L’addio di Obama, lascio un’America più forte

WASHINGTON. – Lo ha ripetuto più volte Barack Obama: “Lascio un’America più forte”. Ed è al futuro del Paese che guarda il presidente uscente nel suo discorso di addio, pronunciato non a caso a Chicago, in cui ancora una volta l’obiettivo è quell’iniezione di ottimismo e speranza che ha aperto la strada al primo presidente nero degli Stati Uniti. Non una lista degli obiettivi raggiunti o dei dossier chiusi quindi, ma il tentativo estremo di dare un nuovo significato a quello slogan che ha reso la sua storica presidenza possibile: “Yes we can!”.

Lo scandiva nel 2008 una folla festante e commossa che a Chicago salutava l’arrivo del cambiamento quando il giovane senatore dell’Illinois appena eletto presidente salì sul palco a dare un volto nuovo al sogno americano, ed è l’urlo di speranza che Obama chiede agli americani di non ‘archiviare’, non adesso, nonostante ciò che pensano del suo successore Donald Trump.

Chicago non a caso: a differenza di Ronald Reagan, Bill Clinton o George W Bush, Obama esce dalla Casa Bianca per il suo discorso finale e torna tra la gente. Un bagno di folla (c’è chi si è messo in fila per ascoltarlo 14 ore prima) ma non solo, l’obiettivo è chiudere il cerchio. Lì dove ha imparato ad ascoltare lavorando dalla base, per ricordare agli americani – e ai democratici in particolare, scossi dalla sonora sconfitta subita dall’inarrestabile campagna dell’outsider Donald Trump – che l’energia la si prende dal basso.

“Un talento il suo nel portare la gente a lavorare insieme verso un obiettivo comune”, ricorda il suo chief of staff Denis McDonough, sottolineando che in questo senso il messaggio di Obama rimane immutato: “L’importanza di lavorare insieme e lottare per i propri valori”.

E se è vero quanto anticipato in più occasioni, lavorare alla ricerca dei leader del futuro, Obama riparte da Chicago. Eppure proprio la sua città adottiva è oggi simbolo di quelle ferite profonde che otto anni di presidenza non sono riusciti a lenire e di un lavoro non finito.

Capitale degli omicidi, nel 2016 se ne sono registrati 762, il numero più alto dai tempi bui dell’epidemia di crack negli anni ’90. Si trovano a Chicago quartieri tra i più violenti di tutta l’America, le strade sono piene di armi le cui vittime si contano a decine weekend dopo weekend.

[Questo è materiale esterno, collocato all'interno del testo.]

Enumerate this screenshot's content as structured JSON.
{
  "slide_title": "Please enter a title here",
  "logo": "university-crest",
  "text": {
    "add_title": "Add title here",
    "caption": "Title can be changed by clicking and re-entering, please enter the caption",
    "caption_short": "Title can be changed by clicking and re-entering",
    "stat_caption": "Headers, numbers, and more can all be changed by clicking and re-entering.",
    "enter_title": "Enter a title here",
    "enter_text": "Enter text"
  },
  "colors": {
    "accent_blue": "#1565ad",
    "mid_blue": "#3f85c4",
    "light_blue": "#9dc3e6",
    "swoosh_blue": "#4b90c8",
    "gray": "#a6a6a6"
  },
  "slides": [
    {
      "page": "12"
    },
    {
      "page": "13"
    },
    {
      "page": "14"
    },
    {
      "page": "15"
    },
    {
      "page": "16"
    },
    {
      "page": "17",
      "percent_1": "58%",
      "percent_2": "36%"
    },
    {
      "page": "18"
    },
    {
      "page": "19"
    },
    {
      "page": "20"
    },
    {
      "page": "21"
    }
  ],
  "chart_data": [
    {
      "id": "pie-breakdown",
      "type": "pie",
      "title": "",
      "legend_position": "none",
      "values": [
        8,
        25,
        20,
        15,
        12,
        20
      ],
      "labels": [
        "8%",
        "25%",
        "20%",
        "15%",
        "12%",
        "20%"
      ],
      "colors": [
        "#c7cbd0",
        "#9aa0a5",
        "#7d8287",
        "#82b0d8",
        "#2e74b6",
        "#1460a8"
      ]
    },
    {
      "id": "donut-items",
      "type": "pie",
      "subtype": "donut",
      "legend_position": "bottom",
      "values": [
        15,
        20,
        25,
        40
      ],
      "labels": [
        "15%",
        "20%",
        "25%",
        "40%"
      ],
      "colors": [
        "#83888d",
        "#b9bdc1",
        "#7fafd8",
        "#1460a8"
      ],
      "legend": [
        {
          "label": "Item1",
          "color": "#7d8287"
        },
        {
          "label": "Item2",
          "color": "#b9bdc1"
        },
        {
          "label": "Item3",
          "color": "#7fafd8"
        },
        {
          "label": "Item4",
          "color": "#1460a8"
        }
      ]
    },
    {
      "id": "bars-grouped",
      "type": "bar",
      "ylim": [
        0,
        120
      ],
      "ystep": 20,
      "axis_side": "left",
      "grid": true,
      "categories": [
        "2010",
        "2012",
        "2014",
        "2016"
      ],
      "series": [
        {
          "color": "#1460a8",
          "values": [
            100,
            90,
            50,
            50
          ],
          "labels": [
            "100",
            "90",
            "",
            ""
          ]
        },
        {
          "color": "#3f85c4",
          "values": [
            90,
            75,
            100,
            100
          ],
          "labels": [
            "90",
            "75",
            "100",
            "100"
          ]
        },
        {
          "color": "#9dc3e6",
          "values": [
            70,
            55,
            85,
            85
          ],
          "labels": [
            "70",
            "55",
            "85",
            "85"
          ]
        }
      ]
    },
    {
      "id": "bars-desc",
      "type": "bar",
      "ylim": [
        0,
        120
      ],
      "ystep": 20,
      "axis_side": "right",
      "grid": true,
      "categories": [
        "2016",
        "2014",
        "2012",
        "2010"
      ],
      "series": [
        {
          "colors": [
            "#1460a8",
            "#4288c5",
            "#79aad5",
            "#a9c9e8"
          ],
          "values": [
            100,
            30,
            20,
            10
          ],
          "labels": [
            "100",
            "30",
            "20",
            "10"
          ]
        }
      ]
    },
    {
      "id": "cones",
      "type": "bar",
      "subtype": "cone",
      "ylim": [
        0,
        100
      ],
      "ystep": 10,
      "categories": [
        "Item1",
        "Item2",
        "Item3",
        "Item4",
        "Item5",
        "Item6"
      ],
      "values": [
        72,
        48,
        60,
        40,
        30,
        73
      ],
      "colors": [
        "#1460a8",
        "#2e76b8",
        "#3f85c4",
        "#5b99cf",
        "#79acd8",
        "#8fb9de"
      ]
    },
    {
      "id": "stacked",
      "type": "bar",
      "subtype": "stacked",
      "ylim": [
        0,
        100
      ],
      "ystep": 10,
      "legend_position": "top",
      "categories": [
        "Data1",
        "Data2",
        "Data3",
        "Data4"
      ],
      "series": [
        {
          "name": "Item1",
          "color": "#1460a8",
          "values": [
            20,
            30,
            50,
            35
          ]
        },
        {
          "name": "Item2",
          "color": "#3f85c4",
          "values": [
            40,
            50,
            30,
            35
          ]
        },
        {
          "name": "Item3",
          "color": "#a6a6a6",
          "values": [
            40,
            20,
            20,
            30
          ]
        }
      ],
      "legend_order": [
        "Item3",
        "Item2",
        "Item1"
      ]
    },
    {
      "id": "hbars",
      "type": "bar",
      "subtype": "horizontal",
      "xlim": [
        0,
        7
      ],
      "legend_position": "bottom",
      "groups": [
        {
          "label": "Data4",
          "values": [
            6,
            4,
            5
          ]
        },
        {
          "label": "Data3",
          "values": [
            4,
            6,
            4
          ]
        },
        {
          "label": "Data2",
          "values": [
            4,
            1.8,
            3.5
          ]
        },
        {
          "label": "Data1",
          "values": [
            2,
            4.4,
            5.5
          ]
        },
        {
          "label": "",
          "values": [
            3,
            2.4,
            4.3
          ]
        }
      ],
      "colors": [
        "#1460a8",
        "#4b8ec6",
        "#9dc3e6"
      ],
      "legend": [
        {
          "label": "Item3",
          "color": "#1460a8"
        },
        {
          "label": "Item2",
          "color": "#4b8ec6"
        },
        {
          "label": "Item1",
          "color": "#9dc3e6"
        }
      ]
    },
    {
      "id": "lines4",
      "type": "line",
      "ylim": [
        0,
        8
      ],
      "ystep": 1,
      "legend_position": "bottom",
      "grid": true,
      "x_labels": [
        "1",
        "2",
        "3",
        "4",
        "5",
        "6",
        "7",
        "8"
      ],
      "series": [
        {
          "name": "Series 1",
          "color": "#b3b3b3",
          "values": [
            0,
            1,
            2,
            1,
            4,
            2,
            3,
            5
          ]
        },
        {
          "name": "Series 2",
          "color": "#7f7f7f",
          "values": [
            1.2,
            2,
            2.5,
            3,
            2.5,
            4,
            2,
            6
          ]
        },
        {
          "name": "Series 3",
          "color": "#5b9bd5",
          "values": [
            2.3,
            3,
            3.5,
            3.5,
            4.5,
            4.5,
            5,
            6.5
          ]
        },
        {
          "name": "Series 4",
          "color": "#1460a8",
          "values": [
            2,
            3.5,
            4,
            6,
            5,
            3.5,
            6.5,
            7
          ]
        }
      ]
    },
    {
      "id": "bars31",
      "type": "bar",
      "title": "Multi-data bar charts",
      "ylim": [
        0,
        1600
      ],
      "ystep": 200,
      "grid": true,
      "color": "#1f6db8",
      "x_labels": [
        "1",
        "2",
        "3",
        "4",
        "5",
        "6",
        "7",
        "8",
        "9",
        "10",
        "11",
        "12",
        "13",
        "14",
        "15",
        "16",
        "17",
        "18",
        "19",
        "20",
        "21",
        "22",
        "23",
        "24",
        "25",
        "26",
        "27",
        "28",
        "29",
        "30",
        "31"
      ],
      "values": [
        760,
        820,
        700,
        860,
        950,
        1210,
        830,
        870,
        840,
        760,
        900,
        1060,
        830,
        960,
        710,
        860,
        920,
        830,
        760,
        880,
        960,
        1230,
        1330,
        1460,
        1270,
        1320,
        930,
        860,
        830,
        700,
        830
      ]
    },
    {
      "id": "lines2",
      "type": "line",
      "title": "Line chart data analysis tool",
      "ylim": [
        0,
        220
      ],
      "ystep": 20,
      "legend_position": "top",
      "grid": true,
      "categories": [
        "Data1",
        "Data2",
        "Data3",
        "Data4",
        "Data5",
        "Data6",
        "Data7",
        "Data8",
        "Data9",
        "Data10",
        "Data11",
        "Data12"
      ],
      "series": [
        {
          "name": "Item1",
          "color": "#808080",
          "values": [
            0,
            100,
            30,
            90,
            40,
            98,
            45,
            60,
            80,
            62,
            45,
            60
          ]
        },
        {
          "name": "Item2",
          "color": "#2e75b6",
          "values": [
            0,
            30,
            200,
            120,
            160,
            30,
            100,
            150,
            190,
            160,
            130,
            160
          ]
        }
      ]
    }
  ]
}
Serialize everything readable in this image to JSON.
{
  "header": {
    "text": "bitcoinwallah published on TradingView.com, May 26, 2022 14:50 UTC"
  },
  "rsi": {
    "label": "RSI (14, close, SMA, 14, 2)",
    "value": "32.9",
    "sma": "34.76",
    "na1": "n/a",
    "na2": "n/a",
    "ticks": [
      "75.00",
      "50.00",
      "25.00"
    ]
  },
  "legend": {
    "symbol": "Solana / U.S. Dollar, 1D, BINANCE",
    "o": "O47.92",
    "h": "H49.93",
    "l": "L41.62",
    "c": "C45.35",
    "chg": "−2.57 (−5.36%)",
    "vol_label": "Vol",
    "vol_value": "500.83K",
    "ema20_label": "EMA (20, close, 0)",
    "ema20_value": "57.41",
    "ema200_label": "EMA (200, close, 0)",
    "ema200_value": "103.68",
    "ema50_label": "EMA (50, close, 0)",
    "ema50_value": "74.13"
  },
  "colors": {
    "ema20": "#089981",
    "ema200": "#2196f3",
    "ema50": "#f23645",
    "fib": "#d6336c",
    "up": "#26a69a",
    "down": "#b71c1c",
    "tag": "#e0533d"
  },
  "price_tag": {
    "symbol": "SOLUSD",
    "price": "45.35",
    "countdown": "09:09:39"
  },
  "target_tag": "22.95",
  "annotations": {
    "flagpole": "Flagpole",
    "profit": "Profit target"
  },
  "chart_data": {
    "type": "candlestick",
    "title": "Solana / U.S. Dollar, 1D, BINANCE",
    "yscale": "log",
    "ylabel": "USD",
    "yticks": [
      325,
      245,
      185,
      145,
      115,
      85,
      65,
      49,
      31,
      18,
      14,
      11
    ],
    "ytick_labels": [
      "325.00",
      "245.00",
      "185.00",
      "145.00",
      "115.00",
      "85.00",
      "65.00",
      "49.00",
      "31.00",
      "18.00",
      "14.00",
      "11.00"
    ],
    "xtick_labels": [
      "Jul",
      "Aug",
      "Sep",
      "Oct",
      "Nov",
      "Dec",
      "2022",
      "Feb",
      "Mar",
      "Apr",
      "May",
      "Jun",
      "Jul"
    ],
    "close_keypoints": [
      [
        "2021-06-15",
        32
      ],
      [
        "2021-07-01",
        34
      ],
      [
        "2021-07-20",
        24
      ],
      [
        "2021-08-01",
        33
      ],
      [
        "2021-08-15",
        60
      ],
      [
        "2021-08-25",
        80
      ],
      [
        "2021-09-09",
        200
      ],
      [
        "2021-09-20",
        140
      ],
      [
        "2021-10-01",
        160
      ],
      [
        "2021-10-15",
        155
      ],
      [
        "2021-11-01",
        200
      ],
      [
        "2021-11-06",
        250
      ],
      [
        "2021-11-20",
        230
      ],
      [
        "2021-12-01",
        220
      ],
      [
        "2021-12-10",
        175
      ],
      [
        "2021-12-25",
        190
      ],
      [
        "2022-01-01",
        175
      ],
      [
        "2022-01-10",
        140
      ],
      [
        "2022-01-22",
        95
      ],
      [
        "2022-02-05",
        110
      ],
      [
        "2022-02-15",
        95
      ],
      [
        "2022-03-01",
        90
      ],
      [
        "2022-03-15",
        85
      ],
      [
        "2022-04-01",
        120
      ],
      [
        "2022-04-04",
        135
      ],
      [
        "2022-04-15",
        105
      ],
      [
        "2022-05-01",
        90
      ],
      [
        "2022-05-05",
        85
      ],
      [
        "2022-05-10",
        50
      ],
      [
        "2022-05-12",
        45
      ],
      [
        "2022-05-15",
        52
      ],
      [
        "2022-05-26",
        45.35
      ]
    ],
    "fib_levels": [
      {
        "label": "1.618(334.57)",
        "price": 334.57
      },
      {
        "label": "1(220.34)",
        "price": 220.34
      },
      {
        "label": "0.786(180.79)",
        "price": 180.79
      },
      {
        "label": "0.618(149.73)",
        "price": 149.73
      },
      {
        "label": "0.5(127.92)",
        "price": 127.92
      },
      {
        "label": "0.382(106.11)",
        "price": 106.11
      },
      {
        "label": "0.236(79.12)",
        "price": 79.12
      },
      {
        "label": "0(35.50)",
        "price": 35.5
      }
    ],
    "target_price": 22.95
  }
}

La tensione è altissima nel rapporto con le forze dell’ordine e anche il clima politico è incandescente, con confronti durissimi e accuse di cattiva gestione, inefficienza e poca attenzione ai problemi dei cittadini che hanno messo sotto accusa il sindaco Rham Emanuel, primo chief of staff di Obama la cui poltrona è stata messa a rischio dall’avanzata di un outsider emersa dalla rabbia dei sindacati.

Il passato e il futuro insieme che Obama va a guardare negli occhi a Chicago, nella speranza ultima di aver lasciato una traccia.